1 Dans un contexte de réformes dans l’enseignement supérieur et la recherche (ESR) et de discours sur l’évaluation et sur « l’excellence » académique, les classements académiques nationaux et internationaux se sont multipliés dans les années 2000. L’analyse de l’émergence et du traitement dans la presse française du classement dit « de Shanghai », premier classement international issu du champ académique, a permis d’objectiver les caractéristiques de sa diffusion et de sa mise en mots, de la date de sa publication en Chine en 2003 à septembre 2014. A partir de l’étude de son traitement dans la presse, la recherche menée en Sciences de l’information et de la communication a montré l’intensification du processus de médiatisation à partir de 2007 ainsi que la place de certains organes de presse et acteurs dans ce processus.
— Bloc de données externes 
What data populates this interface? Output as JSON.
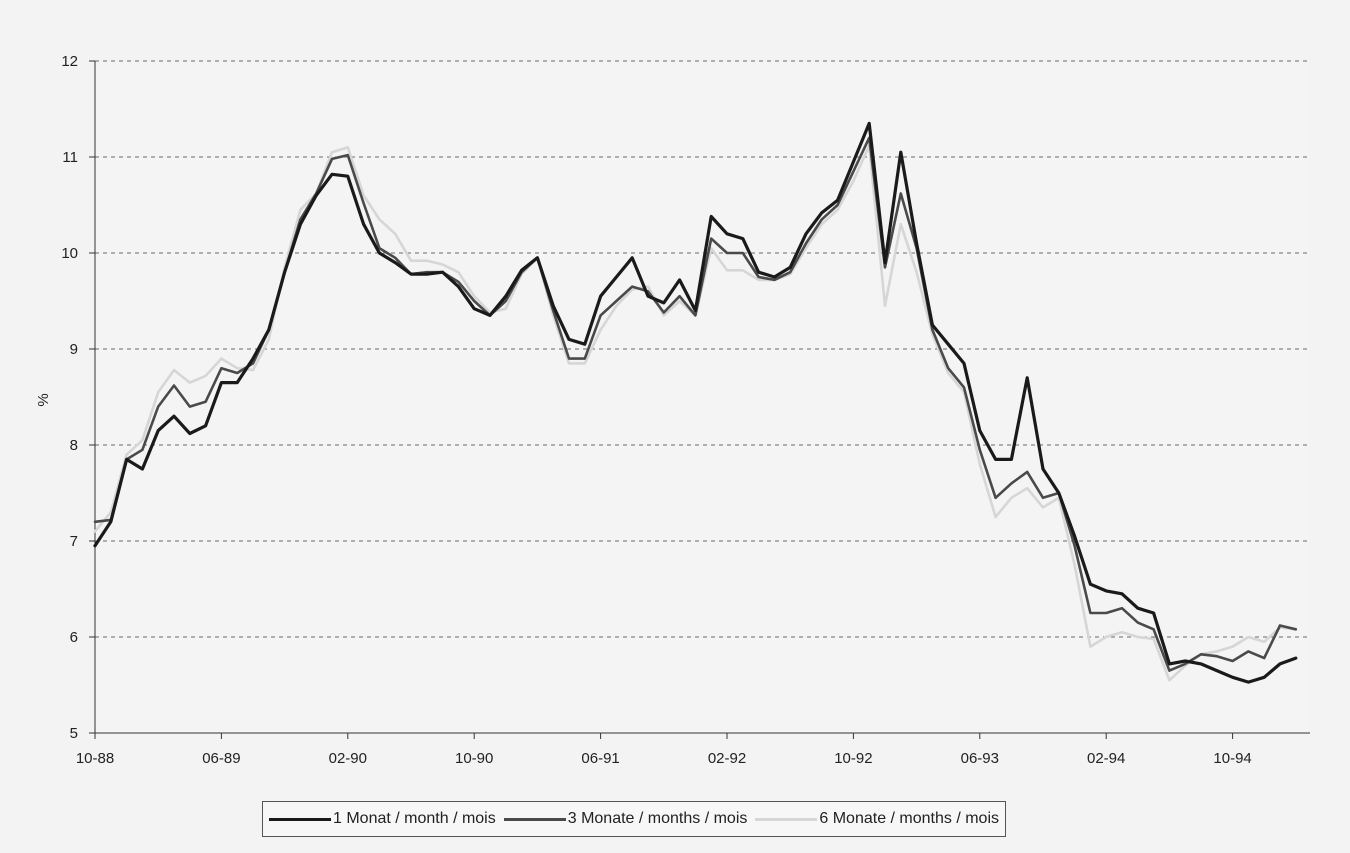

L’analyse des discours de presse a mis au jour l’importance du cadrage dépréciatif pour « faire événement », c’est-à-dire produire une information qui fait l’actualité, conformément à des logiques de presse. Elle a également montré le poids des logiques sociales et des stratégies d’acteurs en discours, acteurs académiques et politiques qui se sont saisis du classement et dont les propos ont été relayés dans la presse, participant au processus de médiatisation et le co-construisant.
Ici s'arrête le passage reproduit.